The Maison Française has had a busy fall. The Thursday afternoon "Pause Café" has been welcoming about thirty francophiles each week, students as well as people from the community, who gather to speak French and enjoy good coffee and conversation. Professor Philippe Roger gave an after-dinner causerie on the recent strikes in France; Stéphanie Bérard hosted an evening of Caribbean poetry; and actors from the Compagnie Bacchus gave an atelier de théâtre during their recent visit from Besançon.
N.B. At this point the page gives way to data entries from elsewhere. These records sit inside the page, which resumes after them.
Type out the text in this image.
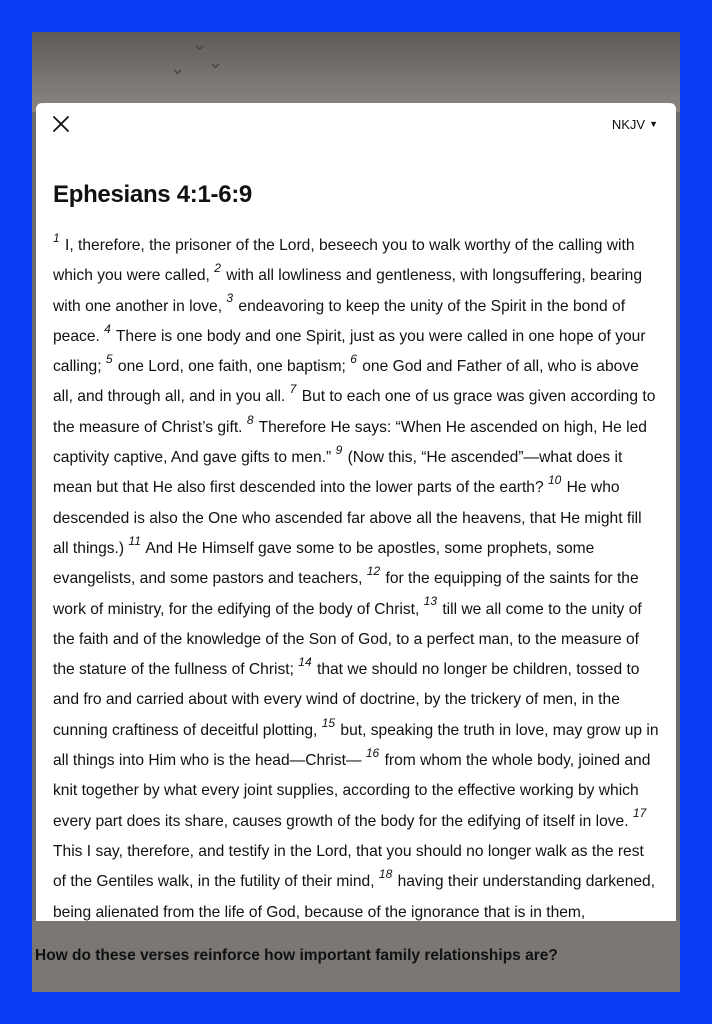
⌄
⌄ ⌄
How do these verses reinforce how important family relationships are?
NKJV ▼
Ephesians 4:1-6:9
$^1$ I, therefore, the prisoner of the Lord, beseech you to walk worthy of the calling with which you were called, $^2$ with all lowliness and gentleness, with longsuffering, bearing with one another in love, $^3$ endeavoring to keep the unity of the Spirit in the bond of peace. $^4$ There is one body and one Spirit, just as you were called in one hope of your calling; $^5$ one Lord, one faith, one baptism; $^6$ one God and Father of all, who is above all, and through all, and in you all. $^7$ But to each one of us grace was given according to the measure of Christ’s gift. $^8$ Therefore He says: “When He ascended on high, He led captivity captive, And gave gifts to men.” $^9$ (Now this, “He ascended”—what does it mean but that He also first descended into the lower parts of the earth? $^{10}$ He who descended is also the One who ascended far above all the heavens, that He might fill all things.) $^{11}$ And He Himself gave some to be apostles, some prophets, some evangelists, and some pastors and teachers, $^{12}$ for the equipping of the saints for the work of ministry, for the edifying of the body of Christ, $^{13}$ till we all come to the unity of the faith and of the knowledge of the Son of God, to a perfect man, to the measure of the stature of the fullness of Christ; $^{14}$ that we should no longer be children, tossed to and fro and carried about with every wind of doctrine, by the trickery of men, in the cunning craftiness of deceitful plotting, $^{15}$ but, speaking the truth in love, may grow up in all things into Him who is the head—Christ— $^{16}$ from whom the whole body, joined and knit together by what every joint supplies, according to the effective working by which every part does its share, causes growth of the body for the edifying of itself in love. $^{17}$ This I say, therefore, and testify in the Lord, that you should no longer walk as the rest of the Gentiles walk, in the futility of their mind, $^{18}$ having their understanding darkened, being alienated from the life of God, because of the ignorance that is in them,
The Maison welcomes French Department alumni and friends to its activities. Send an e-mail to Mary McKinley, ,if you wish to be notified about upcoming events.
In mid-October the Department hosted a conference on civility, honnêteté, and other forms of vivre ensemble. Giving papers were Olivier Delers (Richmond), Emma Gilby (Cambridge), Hélène Merlin-Kajman (Université de Paris III and Institut Universitaire de France), Brian Owensby (History), Giulia Pacini (William and Mary), and Philippe Roger.
The Théâtre Bacchus, from Charlottesville’s sister city, Besançon, visited in November and performed two plays in Old Cabell Hall: Marivaux’s L'Ile des Esclaves and Tardieu’s La Comédie du langage. The active collaboration between the two cities owes much to the enthusiastic initiative of our friend Louisa Dixon, whom some of you will remember from the days when she worked here in the French Department.
On November 5, George Hoffmann gave a lecture on Montaigne. In attendance were Carrie Hanlon, Ainslie McLees, Jeff Persels, Charles Rice, Renée Severin, and Martha Walker.